Working across organisation boundaries

Members of our system-wide Joint Emergency Team
Our NHS and care organisations are working in more co-operative and combined way across hospitals, community services (e.g. district nurses) and GPs. We are placing greater importance on improving skills and availability of services for individuals with one or more long term condition.
There will be more sharing, of knowledge, information and resources (staff, offices) across organisational boundaries, which will improve services
and achieve a better understanding between our professionals.
To date, our work on providing new and improved services (sometimes called ‘new models of care’) has identified a need for significant increase in our workforce. These increases are due to:
- Providing more care in community settings (e.g. clinics in GP surgeries or other health or care buildings) so patients don’t have to
travel to hospital - Identifying and intervening if patients are showing signs of needing hospital care
- Providing patients and service users with the care that best meets their needs, in the more effective and efficient way, and in the
most appropriate setting - Making sure we have an adequate and sustainable levels of health and care staff so the system can meet demand.
Our key challenges
We have a number of key challenges:
- We need ‘Integrated Care Workers’ – a new role created to support our specialist staff (clinical experts in their area, such as cancer, diabetes) and to deliver basic care to patients – see our staffing model below.
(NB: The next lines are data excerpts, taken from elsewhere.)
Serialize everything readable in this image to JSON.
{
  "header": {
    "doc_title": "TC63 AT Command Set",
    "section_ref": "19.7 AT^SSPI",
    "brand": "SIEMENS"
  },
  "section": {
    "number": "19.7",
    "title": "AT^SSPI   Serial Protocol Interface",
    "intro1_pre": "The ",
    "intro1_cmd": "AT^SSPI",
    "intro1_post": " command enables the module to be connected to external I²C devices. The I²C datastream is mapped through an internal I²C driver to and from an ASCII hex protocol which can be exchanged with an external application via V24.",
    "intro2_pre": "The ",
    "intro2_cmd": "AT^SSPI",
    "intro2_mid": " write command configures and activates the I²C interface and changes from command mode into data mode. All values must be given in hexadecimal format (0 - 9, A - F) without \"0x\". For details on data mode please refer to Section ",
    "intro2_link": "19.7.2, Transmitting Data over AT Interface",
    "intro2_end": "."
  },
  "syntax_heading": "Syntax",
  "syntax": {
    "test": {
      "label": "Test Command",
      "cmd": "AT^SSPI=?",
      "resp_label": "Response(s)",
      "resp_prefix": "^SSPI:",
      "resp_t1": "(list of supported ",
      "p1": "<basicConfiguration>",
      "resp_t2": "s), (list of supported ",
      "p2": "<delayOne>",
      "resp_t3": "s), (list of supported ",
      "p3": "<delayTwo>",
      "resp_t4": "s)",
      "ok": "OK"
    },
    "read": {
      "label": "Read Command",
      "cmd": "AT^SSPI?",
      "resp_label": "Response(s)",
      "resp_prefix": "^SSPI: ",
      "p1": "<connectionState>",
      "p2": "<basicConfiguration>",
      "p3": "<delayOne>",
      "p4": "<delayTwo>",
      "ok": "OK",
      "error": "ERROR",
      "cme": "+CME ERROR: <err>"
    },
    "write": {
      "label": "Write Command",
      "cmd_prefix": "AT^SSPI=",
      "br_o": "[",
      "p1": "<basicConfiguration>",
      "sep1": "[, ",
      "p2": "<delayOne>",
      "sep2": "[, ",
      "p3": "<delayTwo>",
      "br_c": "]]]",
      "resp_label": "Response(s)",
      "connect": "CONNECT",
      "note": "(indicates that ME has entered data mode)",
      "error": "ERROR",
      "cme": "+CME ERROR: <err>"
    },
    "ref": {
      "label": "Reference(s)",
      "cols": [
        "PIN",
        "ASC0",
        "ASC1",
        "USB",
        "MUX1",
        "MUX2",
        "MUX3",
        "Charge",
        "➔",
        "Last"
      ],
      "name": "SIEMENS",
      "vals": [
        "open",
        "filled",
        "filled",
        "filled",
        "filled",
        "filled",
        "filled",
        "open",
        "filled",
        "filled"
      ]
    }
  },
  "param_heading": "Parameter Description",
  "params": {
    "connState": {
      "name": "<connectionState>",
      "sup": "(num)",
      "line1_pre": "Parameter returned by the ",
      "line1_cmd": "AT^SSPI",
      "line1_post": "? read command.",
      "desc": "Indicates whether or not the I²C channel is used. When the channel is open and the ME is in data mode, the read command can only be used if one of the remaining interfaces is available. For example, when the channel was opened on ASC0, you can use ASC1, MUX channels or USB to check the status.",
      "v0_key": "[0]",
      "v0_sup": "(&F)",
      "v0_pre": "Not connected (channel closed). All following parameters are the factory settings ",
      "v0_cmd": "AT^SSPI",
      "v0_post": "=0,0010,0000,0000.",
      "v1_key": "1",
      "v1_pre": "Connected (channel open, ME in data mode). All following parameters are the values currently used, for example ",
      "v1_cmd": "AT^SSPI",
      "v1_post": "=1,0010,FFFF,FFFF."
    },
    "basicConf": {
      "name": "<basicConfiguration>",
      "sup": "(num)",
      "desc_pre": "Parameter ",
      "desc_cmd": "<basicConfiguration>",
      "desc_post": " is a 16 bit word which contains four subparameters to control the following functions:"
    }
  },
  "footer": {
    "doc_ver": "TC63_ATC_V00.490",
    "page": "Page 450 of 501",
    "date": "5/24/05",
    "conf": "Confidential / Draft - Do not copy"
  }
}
- Also required for a number of our service improvement projects are the scarce Allied Health Professionals (dietitians, medical technicians, occupational therapists, physical therapists, scientists, radiographers, respiratory therapists, pathologists).
- We are also working with the pressures on our workforce through increasing patient demand for services, the management of patients with more complex, multiple conditions, staff vacancies, overseas recruitment for nursing, and retaining older staff.
Our data
What we know about our current workforce:
- We have a younger workforce across the system in comparison with the rest of our region (Midlands and East), with the highest percentage of staff aged 21 to 30, and the fewest aged 46-55.
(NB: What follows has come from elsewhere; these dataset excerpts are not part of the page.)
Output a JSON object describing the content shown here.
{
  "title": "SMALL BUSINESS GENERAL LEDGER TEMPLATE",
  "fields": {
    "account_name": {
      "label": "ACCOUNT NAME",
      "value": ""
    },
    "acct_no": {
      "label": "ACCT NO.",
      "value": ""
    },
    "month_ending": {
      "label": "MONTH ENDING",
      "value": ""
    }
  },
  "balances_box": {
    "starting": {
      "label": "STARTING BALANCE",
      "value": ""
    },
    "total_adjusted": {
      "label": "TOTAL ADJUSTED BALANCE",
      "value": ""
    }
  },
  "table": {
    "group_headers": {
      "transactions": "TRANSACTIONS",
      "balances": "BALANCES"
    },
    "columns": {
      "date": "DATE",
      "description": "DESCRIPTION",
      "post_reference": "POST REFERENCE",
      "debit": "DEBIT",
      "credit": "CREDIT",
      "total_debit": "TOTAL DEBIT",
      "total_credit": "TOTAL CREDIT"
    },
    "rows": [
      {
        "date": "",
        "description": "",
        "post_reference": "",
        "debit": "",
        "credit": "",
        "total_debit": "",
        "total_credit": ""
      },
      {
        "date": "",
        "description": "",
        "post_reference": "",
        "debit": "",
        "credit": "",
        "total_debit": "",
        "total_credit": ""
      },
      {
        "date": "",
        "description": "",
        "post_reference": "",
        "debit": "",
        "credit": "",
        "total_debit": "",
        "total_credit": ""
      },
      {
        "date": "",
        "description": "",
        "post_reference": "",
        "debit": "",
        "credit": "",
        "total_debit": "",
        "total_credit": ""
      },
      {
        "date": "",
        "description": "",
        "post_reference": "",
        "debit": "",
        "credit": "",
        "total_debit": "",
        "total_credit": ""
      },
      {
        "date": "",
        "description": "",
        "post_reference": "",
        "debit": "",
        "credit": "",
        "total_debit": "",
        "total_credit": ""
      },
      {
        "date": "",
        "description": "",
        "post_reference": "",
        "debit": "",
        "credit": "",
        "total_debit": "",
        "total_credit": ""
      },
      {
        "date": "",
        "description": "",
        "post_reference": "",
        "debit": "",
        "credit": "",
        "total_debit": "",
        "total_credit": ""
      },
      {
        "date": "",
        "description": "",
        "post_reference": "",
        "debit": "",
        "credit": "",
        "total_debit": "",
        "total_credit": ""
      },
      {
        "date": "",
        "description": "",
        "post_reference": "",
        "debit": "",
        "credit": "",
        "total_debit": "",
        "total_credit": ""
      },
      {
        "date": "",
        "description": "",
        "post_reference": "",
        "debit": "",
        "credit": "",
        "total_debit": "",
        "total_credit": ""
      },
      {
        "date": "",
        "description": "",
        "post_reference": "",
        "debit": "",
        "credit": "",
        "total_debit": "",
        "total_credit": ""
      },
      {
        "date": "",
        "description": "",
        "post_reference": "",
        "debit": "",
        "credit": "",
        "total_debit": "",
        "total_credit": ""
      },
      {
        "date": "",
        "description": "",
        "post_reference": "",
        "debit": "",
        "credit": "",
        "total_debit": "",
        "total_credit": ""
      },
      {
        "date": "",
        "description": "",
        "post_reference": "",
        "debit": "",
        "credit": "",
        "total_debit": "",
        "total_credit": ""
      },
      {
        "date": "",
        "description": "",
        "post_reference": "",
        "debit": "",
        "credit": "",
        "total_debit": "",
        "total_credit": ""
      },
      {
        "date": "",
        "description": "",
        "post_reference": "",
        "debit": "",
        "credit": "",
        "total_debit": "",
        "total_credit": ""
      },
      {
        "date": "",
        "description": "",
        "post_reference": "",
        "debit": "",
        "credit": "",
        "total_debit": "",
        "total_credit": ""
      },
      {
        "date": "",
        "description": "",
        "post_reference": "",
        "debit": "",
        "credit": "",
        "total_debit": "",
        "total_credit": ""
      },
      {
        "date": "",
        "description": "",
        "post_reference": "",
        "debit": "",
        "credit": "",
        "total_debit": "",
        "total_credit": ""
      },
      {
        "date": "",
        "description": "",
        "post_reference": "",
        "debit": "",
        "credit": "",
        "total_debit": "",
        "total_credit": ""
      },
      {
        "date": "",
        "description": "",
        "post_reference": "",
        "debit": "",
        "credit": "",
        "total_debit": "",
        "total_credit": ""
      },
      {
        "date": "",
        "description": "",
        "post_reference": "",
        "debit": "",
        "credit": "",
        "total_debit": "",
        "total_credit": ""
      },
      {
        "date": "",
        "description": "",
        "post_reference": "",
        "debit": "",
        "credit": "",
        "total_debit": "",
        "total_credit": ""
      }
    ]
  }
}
- The number of doctors rapidly reduces past the age of 46, with a decline in nursing post the age of 54.
- Locally we have high cost of living areas making it difficult to attract staff.
Our staffing model
In order to provide the required staff to support the new and enhanced services (new models of care) that will deliver the changes we need, the following factors have been considered as critical for success:
- Development of Integrated Care Workers across the whole health and care system – to create a large workforce which is responsive, flexible, and competent in a range of areas to support our specialist staff and deliver basic care to our patients.
- Development of two new roles to ‘close the supply gap’:
- Medical Assistant – designed to work with GPs in general practice surgeries and provide high level administrative support.
- Physician Associate – designed to provide high level support to hospital consultants.
- Taking steps to increase the number of the newly-qualified nurses, therapists and district nurses.
- Education and training programmes to encourage staff to move into specialist roles, other career enhancement opportunities, and to increase the skills of our staff.
Overseeing the system-wide five-year workforce strategy
The Sustainability and Transformation Partnership has set up a Local Workforce Advisory Board (LWAB). This board has system-wide representatives from HR, nursing and education, higher education, local authority, Clinical Commissioning Group and patient representatives.
The board group is overseeing the delivery of our system-wide five-year workforce strategy. Jo Bennis, LWAB clinical lead, said: “Our challenge is to deliver and balance the workforce requirements across our provider organisations, general practice, and social care. Our group members are providing greater working together and understanding of the issues and solutions improving a range of patient services.”